In my article "Royal Dutch Shell Is Still A Buy," I already mentioned that companies such as Royal Dutch Shell (RDS.A) still provide a downside hedge against future oil price weakness. In this context, the company provides an interesting combination of low valuation and high dividend yield.
Last Thursday, Royal Dutch Shell reported a 16% year-over-year increase to $7.3 billion in clean net profit (after inventory revaluations and exceptional items) for the first quarter of 2012. This number reflected a strong 15% in consensus expectations. Both divisions delivered better-than-expected Q1 results.
Net earnings in the upstream (exploration and production) unit jumped by 35% year over year as higher oil and gas prices (+15%) lifted profits (although realized natural gas prices fell 32% in the U.S.). Oil and gas production rose by 1.4% year over year (sequentially by 7.5%) to 3.55 mln boe/day (barrels of oil equivalent per day) and LNG volumes jumped by 17% year over year. Rising output from Pearl GTL and Qatar LNG more than offset asset disposals and natural field declines.

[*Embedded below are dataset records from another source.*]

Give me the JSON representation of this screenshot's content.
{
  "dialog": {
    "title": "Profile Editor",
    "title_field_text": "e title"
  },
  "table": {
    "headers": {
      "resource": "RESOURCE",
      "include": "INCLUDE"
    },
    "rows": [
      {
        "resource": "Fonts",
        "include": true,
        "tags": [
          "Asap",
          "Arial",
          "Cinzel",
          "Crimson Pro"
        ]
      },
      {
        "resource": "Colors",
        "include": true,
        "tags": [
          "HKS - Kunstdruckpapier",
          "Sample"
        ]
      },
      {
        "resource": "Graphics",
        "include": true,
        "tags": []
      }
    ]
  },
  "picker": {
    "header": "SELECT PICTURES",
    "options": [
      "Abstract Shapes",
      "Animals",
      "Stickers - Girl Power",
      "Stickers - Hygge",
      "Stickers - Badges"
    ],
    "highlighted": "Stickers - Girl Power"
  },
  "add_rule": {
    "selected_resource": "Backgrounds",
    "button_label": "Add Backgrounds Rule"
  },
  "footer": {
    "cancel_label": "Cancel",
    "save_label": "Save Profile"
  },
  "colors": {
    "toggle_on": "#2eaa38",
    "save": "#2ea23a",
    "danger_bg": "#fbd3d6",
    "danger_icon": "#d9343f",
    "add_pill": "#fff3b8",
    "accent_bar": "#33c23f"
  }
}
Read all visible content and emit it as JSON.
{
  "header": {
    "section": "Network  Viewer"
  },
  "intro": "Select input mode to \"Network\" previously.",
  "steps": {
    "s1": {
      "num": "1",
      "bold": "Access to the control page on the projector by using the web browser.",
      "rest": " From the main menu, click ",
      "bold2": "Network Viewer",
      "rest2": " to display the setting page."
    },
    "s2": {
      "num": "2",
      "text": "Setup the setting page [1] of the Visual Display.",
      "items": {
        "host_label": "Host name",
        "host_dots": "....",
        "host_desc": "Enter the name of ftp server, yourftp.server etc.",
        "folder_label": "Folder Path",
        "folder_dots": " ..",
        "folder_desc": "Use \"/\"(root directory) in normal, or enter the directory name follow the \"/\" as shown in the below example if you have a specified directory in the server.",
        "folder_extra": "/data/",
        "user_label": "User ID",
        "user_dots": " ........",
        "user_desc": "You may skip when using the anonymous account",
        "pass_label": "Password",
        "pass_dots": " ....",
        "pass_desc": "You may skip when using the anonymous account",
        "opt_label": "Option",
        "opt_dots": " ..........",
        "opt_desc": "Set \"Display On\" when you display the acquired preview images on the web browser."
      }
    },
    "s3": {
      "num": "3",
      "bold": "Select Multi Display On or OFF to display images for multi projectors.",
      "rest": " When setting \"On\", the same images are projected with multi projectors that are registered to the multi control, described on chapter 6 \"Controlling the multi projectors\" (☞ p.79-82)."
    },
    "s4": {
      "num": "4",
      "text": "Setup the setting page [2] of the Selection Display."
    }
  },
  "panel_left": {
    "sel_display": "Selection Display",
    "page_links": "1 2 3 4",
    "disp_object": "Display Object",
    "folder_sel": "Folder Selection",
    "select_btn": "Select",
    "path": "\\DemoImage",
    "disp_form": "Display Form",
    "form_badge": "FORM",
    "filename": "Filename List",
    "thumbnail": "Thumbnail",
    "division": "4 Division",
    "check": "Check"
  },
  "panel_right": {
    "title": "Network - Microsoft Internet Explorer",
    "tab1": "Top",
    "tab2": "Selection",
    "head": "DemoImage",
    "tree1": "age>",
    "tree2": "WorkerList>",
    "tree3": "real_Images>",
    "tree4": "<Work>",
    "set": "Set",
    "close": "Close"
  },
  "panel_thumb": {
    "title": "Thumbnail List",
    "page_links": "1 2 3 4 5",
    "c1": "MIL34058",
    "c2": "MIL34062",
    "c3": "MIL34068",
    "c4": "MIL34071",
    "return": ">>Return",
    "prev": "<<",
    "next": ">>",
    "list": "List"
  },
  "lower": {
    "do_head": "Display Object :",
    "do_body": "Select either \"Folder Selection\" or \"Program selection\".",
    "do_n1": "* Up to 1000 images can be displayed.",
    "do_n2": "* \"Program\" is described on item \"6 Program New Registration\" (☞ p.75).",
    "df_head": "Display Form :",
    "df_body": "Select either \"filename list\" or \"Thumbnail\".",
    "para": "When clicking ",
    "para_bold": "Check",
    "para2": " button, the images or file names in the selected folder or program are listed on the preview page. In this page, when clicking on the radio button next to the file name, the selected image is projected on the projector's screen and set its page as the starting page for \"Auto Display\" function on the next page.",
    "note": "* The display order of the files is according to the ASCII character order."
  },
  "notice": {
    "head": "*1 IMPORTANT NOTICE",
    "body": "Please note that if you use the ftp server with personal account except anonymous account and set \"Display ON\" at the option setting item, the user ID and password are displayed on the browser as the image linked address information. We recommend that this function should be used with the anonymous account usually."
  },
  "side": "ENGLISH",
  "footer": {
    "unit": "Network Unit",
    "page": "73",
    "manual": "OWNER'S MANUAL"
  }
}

In the downstream (refining and marketing) unit, net earnings fell 32% year over year due to the decline in global refining margins and portfolio divestments. As previously announced by Royal Dutch Shell, the quarterly dividend was raised by 1 cent to $0.43 per share.
Royal Dutch Shell delivered a strong Q1 profit beat based on solid results in both divisions. In addition, the strong 7.5% sequential production growth indicates that the company can deliver strong volume growth from its unconventional legacy projects (Qatar's LNG and Pearl GTL projects, as well as oil sands in Canada) this year. The stock has recently suffered for no particular reason.
The oil spill news in the Gulf of Mexico was not the trigger for the shift in investor sentiment. "Risk off" to "Risk on" trading could be the reason. As a result, Royal Dutch Shell's valuation (2013E P/E of 7.1) has now even fallen below the lower end of its long-term price/earnings valuation range (between 10 times and 7.6 times). It's clear that Royal Dutch Shell offers an interesting buying opportunity with a nice dividend yield (around 5%). Investors in the U.S. are better off with B-shares (RDS.B), which have no tax witholding.